I woke up at 4 AM this morning with my world moderately spinning and I knew that it was back.  Periodically I have vertigo, and there does not seen to be one thing that I can do about it other than to wait it out and hope that it is over soon.  I tend not to have it as violently as many other people do and this episode is sort of a mid-range in severity.  That means that I can negotiate my way down the hallway and to the sofa and do not have to sit down to take a pee, as long as I have a wall handy to steady myself.

     Since it is hard to read when the words tend to dance a bit before your eyes I have little to do other than turn on the television set which usually sits cold and dark in the corner of the living room.  At least it is college football season.  The teams really don’t matter and the sports cliches of the announcers will usually put me to sleep in very little time.  I will call my brother and commiserate, but that only buys me an hour at best.  The rest of the time all I have to do is lie there and think.

     The thoughts which came to me today were how much I take for granted that the world stays still for me.  Work may be reasonable one day and chaos the next.  My favorite sports teams may win or lose.  The Republicans may win the next election or the Democrats may win.  Things always change and move and morph and some wags will tell you that change is the only constant that there is.  Still, we DO take it as a constant that the earth does not move under your feet, and when it does, such as in an earthquake, or when it seems as if it does,  like when you have vertigo, everything gets figuratively turned upside down.

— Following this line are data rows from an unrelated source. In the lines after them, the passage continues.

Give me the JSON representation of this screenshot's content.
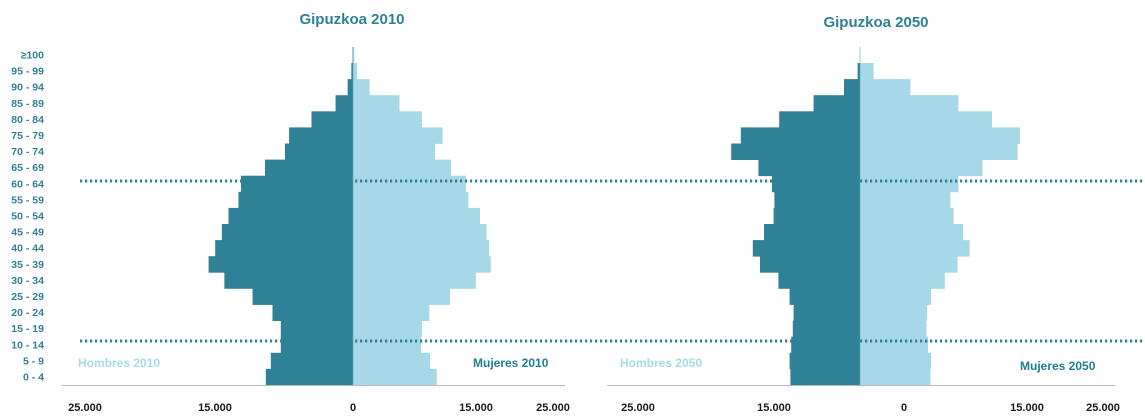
{
  "colors": {
    "male": "#2f8197",
    "female": "#a7d8e7",
    "dots": "#2f7f95",
    "axis": "#b8b8b8"
  },
  "age_groups": [
    "0 - 4",
    "5 - 9",
    "10 - 14",
    "15 - 19",
    "20 - 24",
    "25 - 29",
    "30 - 34",
    "35 - 39",
    "40 - 44",
    "45 - 49",
    "50 - 54",
    "55 - 59",
    "60 - 64",
    "65 - 69",
    "70 - 74",
    "75 - 79",
    "80 - 84",
    "85 - 89",
    "90 - 94",
    "95 - 99",
    "≥100"
  ],
  "chart_data": [
    {
      "type": "bar",
      "orientation": "horizontal-population-pyramid",
      "title": "Gipuzkoa 2010",
      "categories": [
        "0 - 4",
        "5 - 9",
        "10 - 14",
        "15 - 19",
        "20 - 24",
        "25 - 29",
        "30 - 34",
        "35 - 39",
        "40 - 44",
        "45 - 49",
        "50 - 54",
        "55 - 59",
        "60 - 64",
        "65 - 69",
        "70 - 74",
        "75 - 79",
        "80 - 84",
        "85 - 89",
        "90 - 94",
        "95 - 99",
        "≥100"
      ],
      "series": [
        {
          "name": "Hombres 2010",
          "values": [
            10500,
            9900,
            8700,
            8700,
            9700,
            12100,
            15500,
            17400,
            16600,
            15800,
            15000,
            13800,
            13500,
            10600,
            8200,
            7700,
            5000,
            2100,
            650,
            200,
            50
          ]
        },
        {
          "name": "Mujeres 2010",
          "values": [
            10100,
            9300,
            8200,
            8300,
            9200,
            11700,
            14800,
            16600,
            16400,
            16100,
            15300,
            13900,
            13600,
            11800,
            9900,
            10800,
            8300,
            5600,
            2000,
            500,
            150
          ]
        }
      ],
      "xticks": [
        "25.000",
        "15.000",
        "0",
        "15.000",
        "25.000"
      ],
      "xlim": [
        -25000,
        25000
      ]
    },
    {
      "type": "bar",
      "orientation": "horizontal-population-pyramid",
      "title": "Gipuzkoa 2050",
      "categories": [
        "0 - 4",
        "5 - 9",
        "10 - 14",
        "15 - 19",
        "20 - 24",
        "25 - 29",
        "30 - 34",
        "35 - 39",
        "40 - 44",
        "45 - 49",
        "50 - 54",
        "55 - 59",
        "60 - 64",
        "65 - 69",
        "70 - 74",
        "75 - 79",
        "80 - 84",
        "85 - 89",
        "90 - 94",
        "95 - 99",
        "≥100"
      ],
      "series": [
        {
          "name": "Hombres 2050",
          "values": [
            8700,
            8800,
            8600,
            8400,
            8300,
            8800,
            10200,
            12500,
            13400,
            12000,
            10800,
            10700,
            11000,
            12700,
            16100,
            14900,
            10100,
            5800,
            2000,
            300,
            0
          ]
        },
        {
          "name": "Mujeres 2050",
          "values": [
            8800,
            8900,
            8500,
            8300,
            8400,
            8900,
            10600,
            12200,
            13700,
            12900,
            11700,
            11300,
            12300,
            15300,
            19700,
            20000,
            16500,
            12300,
            6300,
            1700,
            0
          ]
        }
      ],
      "xticks": [
        "25.000",
        "15.000",
        "0",
        "15.000",
        "25.000"
      ],
      "xlim": [
        -25000,
        25000
      ]
    }
  ]
}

     I have heard it said that the most unsettling thing that many people feel during a major earthquake, besides the fear that a building or a bridge or the neighbor’s car might fall on top of you, is the sensation that all you really count on is no long steady. I have only been in smaller earthquakes; nothing greater than a 4 pointer.  Still, when my rolling chair began to roll across the office all by itself where I was working I felt that unsettled feeling.  Right after that I began to fear that the seven floors of the building that were over my head would soon come pancaking down if the quake picked up intensity, which it did not do.

     This whirling of the vertigo is much like that, without the physical fear.  The stomach is affected because of the nervous reaction to the inability to walk in a straight line.  The idea that “this came out of nowhere and I do not know if it will necessarily go away” adds a level of concern that does not do the nerves or the stomach any favors.  Add to that the disappointment that any plans that you had; dinner with friends, going to work, walking the dog, etc., are now history.  I may work on Tuesday, I may not.  I don’t know.

     The lesson that this teaches me is that I can put no absolute confidence in anything that my senses perceive.  The earth will move, my vision will whirl, taxes not only go up but sometimes go down.  I must therefore, if I have any interest in permanence and stability, go outside of my sensory perceptions and enter into the field of theology, which happily I am all to ready to do.

     The Bible speaks of a house built upon a rock as a symbol of believing in something that has substance, that won’t be moved.  I like that very much.  I am tired already of things moving that shouldn’t be moving.  All of this spinning and so on gives me little alternative but to lie on a sofa, watch mostly boring football games, and think about what is real and doesn’t move.  All things considered, I believe that I have made the best our of a bad deal.